Reinforcement Learning in the Enterprise
In the enterprise space, Vincalek said, reinforcement learning is currently used in robotics, business strategy planning, telecommunications — “in other words, where the environment is known but the analytical solution is not.”
Some of the areas where reinforcement learning makes sense are clear if you think about what improves with practice when done by humans — for example, driving. Reinforcement learning has been used in AI driving simulations where virtual cars complete a course over and over and over. Theoretically, that approach could be behind the software powering real-world autonomous vehicles following set routes. Mobileye, Google and Uber have said they are testing reinforcement learning for their vehicles.
Reinforcement learning helps companies see which action yields the higher reward over the longest period, Vincalek said. “You’ll find financial companies use reinforcement learning for stock trading, for example,” he said. “It’s also useful in healthcare, with optimization of treatment policies or clinical trials.”
The applications continue to grow. Reinforcement learning can be used to select news briefings to show a client, automate financial trading and select online advertisements, among other potential functions. Reinforcement learning is also used in more general areas that have a place in a variety of industries, Vincalek said. Think of game theory, control theory, operations research, information theory, simulation-based optimization, multi-agent systems, swarm intelligence, statistics and genetic algorithms.

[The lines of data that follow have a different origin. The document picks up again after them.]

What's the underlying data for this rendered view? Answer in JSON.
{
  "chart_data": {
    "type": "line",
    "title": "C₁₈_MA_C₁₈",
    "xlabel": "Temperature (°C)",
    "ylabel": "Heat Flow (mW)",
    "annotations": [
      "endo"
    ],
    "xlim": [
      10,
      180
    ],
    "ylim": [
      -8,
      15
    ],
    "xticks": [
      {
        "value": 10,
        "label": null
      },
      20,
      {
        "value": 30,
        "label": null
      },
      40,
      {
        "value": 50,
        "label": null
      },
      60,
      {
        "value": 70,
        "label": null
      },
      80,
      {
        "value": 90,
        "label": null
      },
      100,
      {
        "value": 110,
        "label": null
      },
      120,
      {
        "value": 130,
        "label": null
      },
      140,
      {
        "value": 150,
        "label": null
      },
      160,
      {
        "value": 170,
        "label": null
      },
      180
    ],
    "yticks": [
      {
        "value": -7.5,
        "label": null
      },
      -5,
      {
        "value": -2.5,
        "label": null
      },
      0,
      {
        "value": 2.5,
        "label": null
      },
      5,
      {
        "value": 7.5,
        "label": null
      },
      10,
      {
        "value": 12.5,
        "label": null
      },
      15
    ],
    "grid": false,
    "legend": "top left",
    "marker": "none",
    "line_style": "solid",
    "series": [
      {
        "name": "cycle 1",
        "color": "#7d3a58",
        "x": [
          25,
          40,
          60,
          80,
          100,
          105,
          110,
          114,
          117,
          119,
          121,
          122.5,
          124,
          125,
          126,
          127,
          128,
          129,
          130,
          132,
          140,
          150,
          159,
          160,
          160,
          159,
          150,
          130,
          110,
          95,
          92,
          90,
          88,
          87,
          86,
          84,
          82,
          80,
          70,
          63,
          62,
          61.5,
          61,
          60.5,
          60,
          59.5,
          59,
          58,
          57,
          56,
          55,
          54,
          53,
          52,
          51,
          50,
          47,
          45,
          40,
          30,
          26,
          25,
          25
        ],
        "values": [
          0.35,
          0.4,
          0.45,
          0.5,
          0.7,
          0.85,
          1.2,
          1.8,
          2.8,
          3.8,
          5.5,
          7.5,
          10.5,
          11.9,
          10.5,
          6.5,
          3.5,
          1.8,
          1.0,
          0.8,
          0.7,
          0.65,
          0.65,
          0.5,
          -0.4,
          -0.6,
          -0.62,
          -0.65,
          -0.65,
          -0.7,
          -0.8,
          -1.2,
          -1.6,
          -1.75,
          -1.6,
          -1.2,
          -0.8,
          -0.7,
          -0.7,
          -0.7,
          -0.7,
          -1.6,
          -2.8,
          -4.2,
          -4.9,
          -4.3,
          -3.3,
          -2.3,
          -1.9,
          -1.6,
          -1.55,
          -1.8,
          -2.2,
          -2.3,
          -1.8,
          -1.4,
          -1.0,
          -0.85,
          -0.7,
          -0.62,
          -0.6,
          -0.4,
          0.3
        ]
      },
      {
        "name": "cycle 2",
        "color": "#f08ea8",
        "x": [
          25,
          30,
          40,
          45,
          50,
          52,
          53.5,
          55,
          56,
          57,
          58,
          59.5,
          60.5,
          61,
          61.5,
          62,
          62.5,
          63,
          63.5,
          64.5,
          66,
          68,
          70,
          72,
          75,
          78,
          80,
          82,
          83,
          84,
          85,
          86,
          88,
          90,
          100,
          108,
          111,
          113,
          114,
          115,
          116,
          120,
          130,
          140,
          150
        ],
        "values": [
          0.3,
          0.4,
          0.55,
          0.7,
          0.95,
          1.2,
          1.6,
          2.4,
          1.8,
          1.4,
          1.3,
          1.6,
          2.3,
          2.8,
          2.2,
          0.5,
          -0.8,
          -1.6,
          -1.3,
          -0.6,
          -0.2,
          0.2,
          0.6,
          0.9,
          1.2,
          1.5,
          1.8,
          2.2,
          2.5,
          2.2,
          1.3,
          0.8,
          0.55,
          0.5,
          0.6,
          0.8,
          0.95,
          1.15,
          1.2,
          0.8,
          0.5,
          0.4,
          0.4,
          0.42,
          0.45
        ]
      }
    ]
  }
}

What are the challenges? Reinforcement learning does require significant amounts of data. The technique is also suited to controlled environments, but some environments are uncontrollable and all have unexpected events — a child who runs across the road, for example, or a global pandemic that roils stock markets.
With reinforcement learning, there is significant potential but the movement from simulation to reality will not necessarily be smooth. After all, the consequences with real-life autonomous vehicles are of course potentially more serious than with those that only exist virtually.